The initial feelings of incompleteness were there. Athletes always remember that final game of a career. Whether it results in heartbreak or glory, it’s the most unavoidable moment.
Deas didn’t have that. But there are other moments he will cherish.
Senior Day "is 10 times more-special now, considering how things ended,” Deas said. “It almost feels like a storybook, and I’m glad we ended it with a victory.”
Now, Deas is focused on becoming the first member of his immediate family to graduate college. La Salle University has canceled all face-to-face classes until April 6 at the earliest, because of the spread of the coronavirus. Commencement ceremonies have been postponed.

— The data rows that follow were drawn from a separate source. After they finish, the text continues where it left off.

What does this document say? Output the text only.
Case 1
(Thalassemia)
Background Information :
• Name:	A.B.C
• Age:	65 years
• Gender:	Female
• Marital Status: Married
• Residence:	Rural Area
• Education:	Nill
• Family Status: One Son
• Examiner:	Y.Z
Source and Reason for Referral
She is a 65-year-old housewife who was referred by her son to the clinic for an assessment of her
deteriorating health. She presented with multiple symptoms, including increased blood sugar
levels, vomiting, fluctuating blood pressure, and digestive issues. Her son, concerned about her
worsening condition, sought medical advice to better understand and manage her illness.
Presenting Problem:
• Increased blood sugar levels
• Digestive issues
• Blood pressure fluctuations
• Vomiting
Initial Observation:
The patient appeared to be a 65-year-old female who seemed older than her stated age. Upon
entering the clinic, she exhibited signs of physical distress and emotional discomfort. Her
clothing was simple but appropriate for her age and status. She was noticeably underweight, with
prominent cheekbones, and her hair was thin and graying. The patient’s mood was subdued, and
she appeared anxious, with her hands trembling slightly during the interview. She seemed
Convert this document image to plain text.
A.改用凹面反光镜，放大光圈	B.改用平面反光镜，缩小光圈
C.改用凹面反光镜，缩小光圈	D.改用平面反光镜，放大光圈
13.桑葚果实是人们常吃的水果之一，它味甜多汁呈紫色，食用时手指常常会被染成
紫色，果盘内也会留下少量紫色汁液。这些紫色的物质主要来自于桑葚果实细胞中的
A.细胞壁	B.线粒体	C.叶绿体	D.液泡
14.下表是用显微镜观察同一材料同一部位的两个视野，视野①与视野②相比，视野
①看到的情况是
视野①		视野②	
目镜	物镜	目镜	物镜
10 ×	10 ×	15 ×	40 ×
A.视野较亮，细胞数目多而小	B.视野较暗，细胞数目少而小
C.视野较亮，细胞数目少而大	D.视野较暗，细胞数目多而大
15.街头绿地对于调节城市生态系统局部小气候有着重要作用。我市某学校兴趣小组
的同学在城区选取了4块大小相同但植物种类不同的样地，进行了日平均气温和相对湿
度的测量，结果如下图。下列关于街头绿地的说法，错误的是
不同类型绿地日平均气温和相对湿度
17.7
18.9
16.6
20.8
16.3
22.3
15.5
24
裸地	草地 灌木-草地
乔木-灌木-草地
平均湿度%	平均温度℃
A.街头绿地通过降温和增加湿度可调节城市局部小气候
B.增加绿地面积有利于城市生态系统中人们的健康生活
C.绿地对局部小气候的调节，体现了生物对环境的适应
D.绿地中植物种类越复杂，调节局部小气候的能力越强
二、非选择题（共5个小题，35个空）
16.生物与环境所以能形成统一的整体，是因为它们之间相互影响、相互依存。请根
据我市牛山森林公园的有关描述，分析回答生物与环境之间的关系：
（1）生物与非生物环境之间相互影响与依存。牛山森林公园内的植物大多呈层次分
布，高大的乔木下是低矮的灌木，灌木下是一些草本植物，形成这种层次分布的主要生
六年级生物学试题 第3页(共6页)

Deas finished his La Salle career averaging 9.3 points, with 59 starts in 106 games.
There wasn’t a storybook ending, but Deas’ time served its purpose. One of his biggest concerns after his junior season was whether he would make his mark on the program. La Salle went 15-15 his freshman season, but coming off a coaching change after his sophomore year, it went 10-21. The Explorers finished this season 15-15.
There’s no need to wonder about Deas’ impact now. Mission accomplished, according to his coach.